5 Mayıs 2019 Pazar

Gülperi-Peri Masalı

“Yolculuk ilginçtir. Yaşamın içinde kesitler oluşturur. Keser bazen seni. Çünkü karşına çıkan bir çift gözdeki kirpik bıçak gibi olma yetisine erişir senin için. Aşk denilen şeydir bu gücü veren o kirpiklere. Ve sen tüm ortaya döktüklerine inat saklarsın aşkı en derine. Kimse görmesin , bilmesin dersin ama ordadır gözlerinde , ellerinde. Bulanmışsındır. Sadece aşkı bilenin görebileceği peri tozuyla.”      
Gerçeklikten kaçışımız çoğu zaman beklenmedik acılarla karşılaşmamızdan temelini alır. Bu doğrultuda sığınırız kurgulara.
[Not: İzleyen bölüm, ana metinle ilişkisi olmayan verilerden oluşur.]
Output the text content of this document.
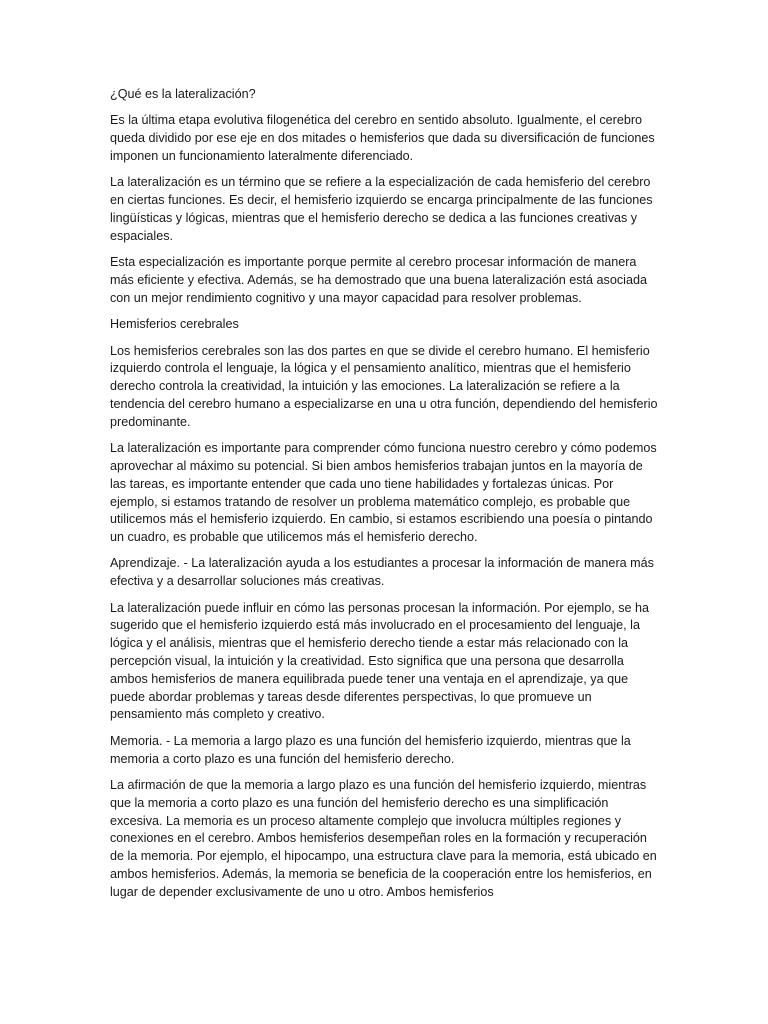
¿Qué es la lateralización?

Es la última etapa evolutiva filogenética del cerebro en sentido absoluto. Igualmente, el cerebro queda dividido por ese eje en dos mitades o hemisferios que dada su diversificación de funciones imponen un funcionamiento lateralmente diferenciado.

La lateralización es un término que se refiere a la especialización de cada hemisferio del cerebro en ciertas funciones. Es decir, el hemisferio izquierdo se encarga principalmente de las funciones lingüísticas y lógicas, mientras que el hemisferio derecho se dedica a las funciones creativas y espaciales.

Esta especialización es importante porque permite al cerebro procesar información de manera más eficiente y efectiva. Además, se ha demostrado que una buena lateralización está asociada con un mejor rendimiento cognitivo y una mayor capacidad para resolver problemas.

Hemisferios cerebrales

Los hemisferios cerebrales son las dos partes en que se divide el cerebro humano. El hemisferio izquierdo controla el lenguaje, la lógica y el pensamiento analítico, mientras que el hemisferio derecho controla la creatividad, la intuición y las emociones. La lateralización se refiere a la tendencia del cerebro humano a especializarse en una u otra función, dependiendo del hemisferio predominante.

La lateralización es importante para comprender cómo funciona nuestro cerebro y cómo podemos aprovechar al máximo su potencial. Si bien ambos hemisferios trabajan juntos en la mayoría de las tareas, es importante entender que cada uno tiene habilidades y fortalezas únicas. Por ejemplo, si estamos tratando de resolver un problema matemático complejo, es probable que utilicemos más el hemisferio izquierdo. En cambio, si estamos escribiendo una poesía o pintando un cuadro, es probable que utilicemos más el hemisferio derecho.

Aprendizaje. - La lateralización ayuda a los estudiantes a procesar la información de manera más efectiva y a desarrollar soluciones más creativas.

La lateralización puede influir en cómo las personas procesan la información. Por ejemplo, se ha sugerido que el hemisferio izquierdo está más involucrado en el procesamiento del lenguaje, la lógica y el análisis, mientras que el hemisferio derecho tiende a estar más relacionado con la percepción visual, la intuición y la creatividad. Esto significa que una persona que desarrolla ambos hemisferios de manera equilibrada puede tener una ventaja en el aprendizaje, ya que puede abordar problemas y tareas desde diferentes perspectivas, lo que promueve un pensamiento más completo y creativo.

Memoria. - La memoria a largo plazo es una función del hemisferio izquierdo, mientras que la memoria a corto plazo es una función del hemisferio derecho.

La afirmación de que la memoria a largo plazo es una función del hemisferio izquierdo, mientras que la memoria a corto plazo es una función del hemisferio derecho es una simplificación excesiva. La memoria es un proceso altamente complejo que involucra múltiples regiones y conexiones en el cerebro. Ambos hemisferios desempeñan roles en la formación y recuperación de la memoria. Por ejemplo, el hipocampo, una estructura clave para la memoria, está ubicado en ambos hemisferios. Además, la memoria se beneficia de la cooperación entre los hemisferios, en lugar de depender exclusivamente de uno u otro. Ambos hemisferios
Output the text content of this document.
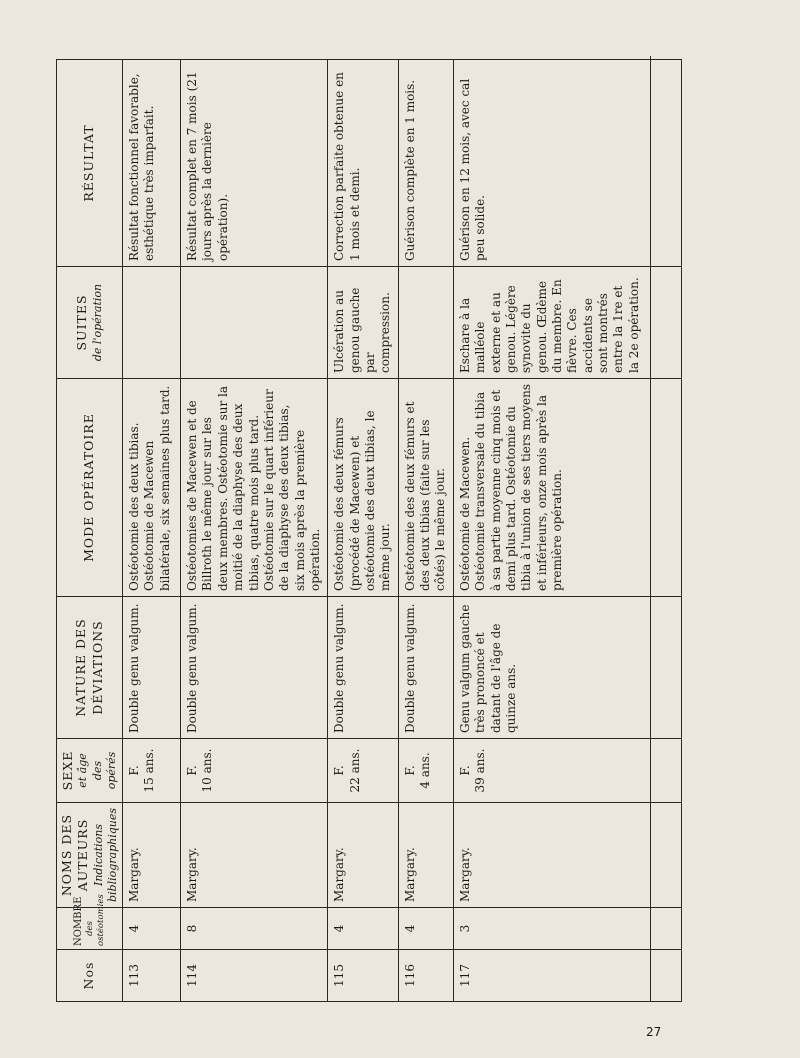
Nos	NOMBRE des ostéotomies	NOMS DES AUTEURS Indications bibliographiques	SEXE et âge des opérés	NATURE DES DÉVIATIONS	MODE OPÉRATOIRE	SUITES de l'opération	RÉSULTAT

113	4	Margary.	F. 15 ans.	Double genu valgum.	Ostéotomie des deux tibias. Ostéotomie de Macewen bilatérale, six semaines plus tard.		Résultat fonctionnel favorable, esthétique très imparfait.
114	8	Margary.	F. 10 ans.	Double genu valgum.	Ostéotomies de Macewen et de Billroth le même jour sur les deux membres. Ostéotomie sur la moitié de la diaphyse des deux tibias, quatre mois plus tard. Ostéotomie sur le quart inférieur de la diaphyse des deux tibias, six mois après la première opération.		Résultat complet en 7 mois (21 jours après la dernière opération).
115	4	Margary.	F. 22 ans.	Double genu valgum.	Ostéotomie des deux fémurs (procédé de Macewen) et ostéotomie des deux tibias, le même jour.	Ulcération au genou gauche par compression.	Correction parfaite obtenue en 1 mois et demi.
116	4	Margary.	F. 4 ans.	Double genu valgum.	Ostéotomie des deux fémurs et des deux tibias (faite sur les côtés) le même jour.		Guérison complète en 1 mois.
117	3	Margary.	F. 39 ans.	Genu valgum gauche très prononcé et datant de l'âge de quinze ans.	Ostéotomie de Macewen. Ostéotomie transversale du tibia à sa partie moyenne cinq mois et demi plus tard. Ostéotomie du tibia à l'union de ses tiers moyens et inférieurs, onze mois après la première opération.	Eschare à la malléole externe et au genou. Légère synovite du genou. Œdème du membre. En fièvre. Ces accidents se sont montrés entre la 1re et la 2e opération.	Guérison en 12 mois, avec cal peu solide.
27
O kurgular bizi serüvenden serüvene sürükler. İçinde bizden parçalar bulunan ama tam da biz olmayan o evrenin gerçekliğine sığınırız kendi gerçekliklerimizin soğuk yüzlerine inat yapar gibi.  Belki bundandır zamanla tarih olan gerçeklikten daha çok kurgu olan ama içinde insan gerçeğini barındıran öykülerin ölümsüzlüğü. Ya da tarih denilen olgunun yüzyıllar boyunca kazanan tarafından yazılmasına inat öykünün kaybedenin tarafındaki o sonsuz bağlayıcılığı insanı öyküde tutan. Bilmiyorum. Mitlerden destanlara, halk hikayesinden mesnevilere, modern öyküden romana, tiyatrodan sinemaya, heykelden resime hatta müziğe uzanan kökleşmedeki temelde kurgu hakim ama sanatın bütün coğrafyasına. Kurgu ve o kurguda vaadedilen serüven. Sebeb-i Girizgah yine ve son defa Gülperi. “Peri Masalı” diyerek yola çıkılan bölüm, otuz haftalık serüvenin sonu. Hikayenin sonu..: ) 
Öncelikle belitmek zorundayım ki son bölüm hiçbir tarafıyla tatmin edici değildi. İlk bölümden beri seyirciye vaddedilen konusunda zaman zaman sıkıntı yaşayan hikaye son bölümde tam anlamıyla “Bu mu yani” duygusu yaratarak veda etti. Kuşkusuz bu alışık olduğumuz bir durum. Final yazmak , hikayenin ana unsurlarını koruyarak çatışma yaratmak zor işler. Bunu başarabilen senaristler muhakkak var ama süreci iyi yönetemeyen , hikayesini yarı yolda bırakan, sonrasında bu tarz finallerle seyirciyi muhatab eden senaristler de var. Yapacak bir şey yok. Seyirci açısından tatmin edici olmaması sanırım çok da önemsenmiyor ki, defalarca ve defalarca aynı tip aceleye gelmiş hissi bırakan eksik gedik sonlarla kalıyoruz. Üzücü olan taraf şu hikaye bir dönüşüm ve değişimdir. Kahramanların dönüşümlerini okur, izler ve dinlersiniz. Finalde ise vurgu hem düğümlerin çözümüne yöneliktir hem de karakterlerin dönüşümüne. Bizdeki gibi uzun dizi sürelelerinde bana kalırsa son anda karar verilen finaller tam da bu dediklerimi eksik bıraktıklarından ağızda buruk tat bırakıyor işte. Neyse son defa bölüme bakalım.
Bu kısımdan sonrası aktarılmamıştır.